I formed the Youth Advisory Council to create an opportunity for high school students to develop their ability to engage in civic conversations. What I didn’t realize is how that space would inform my own thinking about how to have important conversations, and how to sustain a healthy curiosity about people with other life experience. The city’s new Strategic Plan emphasizes a “Culture of Belonging” as a key priority.  These students and one of our executive leaders showed how that’s done.

In November, I visited both Temple Beth Israel and the Islamic Center in Eugene to express my support for both Jewish and Muslim members of our community who are struggling with grief, anger, loss, fear, and despair.  After both services, members of the two congregations thanked me for serving as mayor of a city that has made them feel at home and embraced in this terrible time.

The purpose behind everything we are doing is people.  The value of human life and experience must inform how we grow and improve as a community.  Creating a safe space of belonging – whether that’s for a small group of students or the broader community culture – is our key task.  Building housing and parks, responding to climate change, creating economic opportunity – the goal is to realize our individual and collective potential.

As a city, we face no fewer challenges than we did when I took office.  Some are ongoing, some are new.  But we have proven to be agile, strong, and creative in our responses.  We know more today than we did seven years ago; we’ve built new programs, parks, and housing even during a time of crisis and uncertainty.  We are strong.
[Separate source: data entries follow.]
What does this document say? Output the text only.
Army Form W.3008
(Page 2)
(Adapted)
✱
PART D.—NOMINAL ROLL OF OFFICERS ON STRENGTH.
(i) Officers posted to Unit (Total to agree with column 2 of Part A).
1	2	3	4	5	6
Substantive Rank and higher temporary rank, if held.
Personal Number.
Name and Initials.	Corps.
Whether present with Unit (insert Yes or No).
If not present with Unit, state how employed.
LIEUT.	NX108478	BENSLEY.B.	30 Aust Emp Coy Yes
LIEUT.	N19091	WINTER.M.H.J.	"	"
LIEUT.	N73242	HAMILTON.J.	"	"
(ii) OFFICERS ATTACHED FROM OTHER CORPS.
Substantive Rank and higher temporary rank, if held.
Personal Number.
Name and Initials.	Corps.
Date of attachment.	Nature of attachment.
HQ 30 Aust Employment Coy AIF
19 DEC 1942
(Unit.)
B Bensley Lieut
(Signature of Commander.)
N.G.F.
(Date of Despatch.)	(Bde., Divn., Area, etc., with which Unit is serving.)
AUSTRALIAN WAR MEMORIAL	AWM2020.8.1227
We have learned lessons about how best to make progress and to make our way toward the city we strive to be.  We have learned to put into practice these disciplines: To invite and include at the table all people who have a stake; to look for balance and equity in solutions; and to reconsider our options based on knowing and listening to one another.  That’s community.  That’s a healthy civic life.  That’s acting on shared values to build the city we need for coming generations. And that is both our legacy and our future.